Tubes, Valves and Pumps

 There are two common types of valves for inner tubes: Schrader are the rugged, heavy valves found on cars and trucks and on some touring bikes, and Presta are the slender, lighter ones found on the modern road bike. Each has its good points, but be sure that your pump will fit your valve. Also be sure that the valve of your spare tube fits the hole in your rim. While it might be possible in an emergency to use the smaller valve in the bigger hole, and indeed adapters are made for this, the bigger valve will never fit into the smaller hole.

 

Shifting

 New shift cable and housing will make your shifting work better, and periodically replacing shift cables will minimize the chances of one breaking while you are on the road.

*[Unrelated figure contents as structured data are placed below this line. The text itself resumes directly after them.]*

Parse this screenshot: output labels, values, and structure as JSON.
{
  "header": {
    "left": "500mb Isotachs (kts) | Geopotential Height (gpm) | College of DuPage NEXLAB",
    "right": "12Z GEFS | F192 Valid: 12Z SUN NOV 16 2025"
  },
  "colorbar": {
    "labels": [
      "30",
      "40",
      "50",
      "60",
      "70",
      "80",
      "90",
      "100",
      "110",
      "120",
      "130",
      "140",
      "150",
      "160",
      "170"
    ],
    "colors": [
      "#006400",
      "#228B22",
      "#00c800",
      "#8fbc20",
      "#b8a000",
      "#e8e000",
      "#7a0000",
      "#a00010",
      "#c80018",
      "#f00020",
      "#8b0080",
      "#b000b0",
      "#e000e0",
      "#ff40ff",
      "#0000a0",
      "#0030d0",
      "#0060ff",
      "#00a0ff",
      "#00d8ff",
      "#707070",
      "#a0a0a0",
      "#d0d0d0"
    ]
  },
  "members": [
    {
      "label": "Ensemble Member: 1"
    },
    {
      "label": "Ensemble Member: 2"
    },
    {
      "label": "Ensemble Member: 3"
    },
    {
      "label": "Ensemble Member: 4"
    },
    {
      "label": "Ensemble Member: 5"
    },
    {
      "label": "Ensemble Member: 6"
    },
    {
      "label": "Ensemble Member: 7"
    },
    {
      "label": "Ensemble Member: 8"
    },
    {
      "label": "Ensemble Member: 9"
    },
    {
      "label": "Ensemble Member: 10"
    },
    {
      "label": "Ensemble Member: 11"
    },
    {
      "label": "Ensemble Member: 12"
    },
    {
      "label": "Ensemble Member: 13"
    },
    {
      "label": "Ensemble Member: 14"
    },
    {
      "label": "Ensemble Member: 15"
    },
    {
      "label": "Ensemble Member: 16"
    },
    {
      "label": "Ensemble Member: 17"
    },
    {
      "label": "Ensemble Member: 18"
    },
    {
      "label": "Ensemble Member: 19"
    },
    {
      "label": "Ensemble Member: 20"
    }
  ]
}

 Very likely, if your shifting is not working like it should, replacing the cables and possibly the housing will fix it. Often a bike will signal the coming of a broken cable by giving the rider a few hundred miles of balky shifts.

 However, long before needing new shift cables, new bikes will slowly experience stretching of the cables, which will cause shifting to balk. Usually the designer provided you with in-line cable adjusters, which are really housing adjusters, which will allow you to effectively take up the stretch in the cable by making the housing longer.

 Derailer limit screws are provided to prevent the derailer from jumping off the last sprocket and jamming into the frame. Some experimentation with the phillips screwdriver will disclose how these affect the position of the derailer. Turning them clockwise brings the derailer cage closer to the center of the range of motion. Two or three brands of chain watcher are available that help keep the chain from jumping off the smallest chainring and jamming into the frame.

 

Bearing Types

 Discussing the merits and demerits of cartridge versus cup-and-cone bearings is beyond the scope of this article, but they have a maintenance schedule, too, particularly the cup-and-cone ones. Like your bike, cup-and-cone bearings will last almost indefinitely, but only if properly maintained.